Era quasi l'intero giorno in istrada, sotto la cupola di nebbia che
incombeva d'inverno perennemente sulla città; o partiva la mattina a
cavallo col conte Fabiano attraverso la nebbia greve e gialla come
dietro fossero state luci nascoste, mentre nelle case s'accendevano le
lampade, e tornava verso mezzogiorno, quando squarciata la nebbia, il
sole prorompeva e la vita si slanciava febbrile.
Faceva colazione e ripartiva con Salapolli, a zonzo, in cerca di
librai, al Palais Royal, spingendosi con la carrozza fino alla Butte
Montmartre, prendendo il tè all'Avenue de l'Opéra, guardando da una
finestra della sala i grossi omnibus cigolanti che andavano al
Giardino delle Piante. Ascoltava per le vie fracassose il trotto
pesante e corto dei cavalli che battevano il terreno; pareva che un
reggimento di grossa cavalleria passasse di continuo sul duro selciato
lubrico, sul fango nero.
Pranzava di frequente col padre in un caffè di grido. Le piccole
tavole erano ornate di fiori vivi, e in certe nicchie tra una sala e
l'altra eran cespi di fiori serici, su cui le lampadine elettriche
spruzzavan luci variate; e luce pioveva dall'alto, dorata sulle pareti
dorate, che chiudevano in cornici d'oro, tra decorazioni di pavoni, di
pesci e di granchi, alcune scene settecentesche.

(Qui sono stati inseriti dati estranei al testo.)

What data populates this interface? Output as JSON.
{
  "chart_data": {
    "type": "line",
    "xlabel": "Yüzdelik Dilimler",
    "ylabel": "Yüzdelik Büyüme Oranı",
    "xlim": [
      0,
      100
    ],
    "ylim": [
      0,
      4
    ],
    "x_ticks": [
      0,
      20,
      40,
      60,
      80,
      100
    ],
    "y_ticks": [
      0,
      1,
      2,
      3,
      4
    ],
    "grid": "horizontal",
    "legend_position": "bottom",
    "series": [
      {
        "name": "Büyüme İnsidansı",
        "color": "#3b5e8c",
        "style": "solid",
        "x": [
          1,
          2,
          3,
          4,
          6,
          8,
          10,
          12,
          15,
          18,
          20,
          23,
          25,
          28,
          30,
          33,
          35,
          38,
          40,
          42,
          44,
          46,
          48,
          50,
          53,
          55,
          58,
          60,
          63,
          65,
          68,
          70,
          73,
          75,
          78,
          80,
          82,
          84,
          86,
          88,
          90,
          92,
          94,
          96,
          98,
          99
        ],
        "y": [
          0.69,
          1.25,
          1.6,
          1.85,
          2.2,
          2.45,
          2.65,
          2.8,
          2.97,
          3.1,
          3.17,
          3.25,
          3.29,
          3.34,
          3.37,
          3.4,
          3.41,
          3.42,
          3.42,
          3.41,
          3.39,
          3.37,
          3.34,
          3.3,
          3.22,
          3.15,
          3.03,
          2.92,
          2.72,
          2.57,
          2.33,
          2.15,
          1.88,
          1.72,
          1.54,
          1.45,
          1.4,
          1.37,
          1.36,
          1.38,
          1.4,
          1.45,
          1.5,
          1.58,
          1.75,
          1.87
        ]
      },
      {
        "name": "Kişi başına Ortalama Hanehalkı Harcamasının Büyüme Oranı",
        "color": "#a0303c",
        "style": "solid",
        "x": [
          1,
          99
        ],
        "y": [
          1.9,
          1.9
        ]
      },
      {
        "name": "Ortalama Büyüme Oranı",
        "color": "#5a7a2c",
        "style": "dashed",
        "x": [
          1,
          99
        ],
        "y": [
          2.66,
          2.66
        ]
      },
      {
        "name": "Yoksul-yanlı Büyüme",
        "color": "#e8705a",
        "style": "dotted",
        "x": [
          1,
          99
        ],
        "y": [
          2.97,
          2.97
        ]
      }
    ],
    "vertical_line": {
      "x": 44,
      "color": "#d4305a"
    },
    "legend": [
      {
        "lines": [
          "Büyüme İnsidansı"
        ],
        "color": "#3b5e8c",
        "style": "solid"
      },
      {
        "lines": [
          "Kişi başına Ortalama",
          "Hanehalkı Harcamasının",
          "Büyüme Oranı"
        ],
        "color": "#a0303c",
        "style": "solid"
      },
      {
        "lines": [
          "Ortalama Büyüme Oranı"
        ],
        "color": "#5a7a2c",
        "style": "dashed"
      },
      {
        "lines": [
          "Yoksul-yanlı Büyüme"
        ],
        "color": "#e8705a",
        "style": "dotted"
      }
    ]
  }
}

E si davan di gomito in quelle sale la grande signora e la grande
mercenaria, il letterato celebre e il giornalista alla moda, l'uomo
politico in auge e l'uomo di Borsa, la cui vita era un giuoco
d'equilibrio. L'uomo di Borsa che sedeva spesso alla medesima tavola
di Fabiano, il quale conosceva tutti, sembrava a Bruno il più ambiguo.
Gli avevano indicato parecchie volte la Borsa in una bella piazza
sotto gli archi d'un palazzo severamente semplice. Le sue colonne,
nere da un lato di quel nerofumo che aveva morso e penetrato per
sempre Notre-Dame e Saint-Germain, e ancora bianche dall'altro,
rammentavano a Bruno i tronchi di pioppi argentei.
E intorno stava sempre una folla d'uomini. Tutti urlavano; molte mani
eran levate in alto, e qualcuno in fondo, innanzi a una tabella
azzurra dalle diciture bianche, scriveva. Di tanto in tanto l'urlìo
saliva di tono, la folla si commoveva violentemente, le mani
s'agitavano convulse, e gli uomini sul fondo scrivevano sempre; poi
riprendeva il gridare spezzato e insistente.
Lo spettacolo di quegli uomini che schiamazzavano in coro lo aveva
arrestato di botto, la prima volta; e suo padre gli aveva detto che
stavan facendo il denaro.
Eran gli stessi uomini che sedevano a tavola con lui; la mattina
avevan fatto gridare gli altri, la sera mangiavano copiosamente e
ridevano.
Bruno attraversava la vita in quell'epoca ad occhi sbarrati, per
vedere tutto e comprendere.
S'era abituato a Parigi come a una sua città, e si diceva che da tempo
immemorabile tutto vi era stato disposto per fargli piacere.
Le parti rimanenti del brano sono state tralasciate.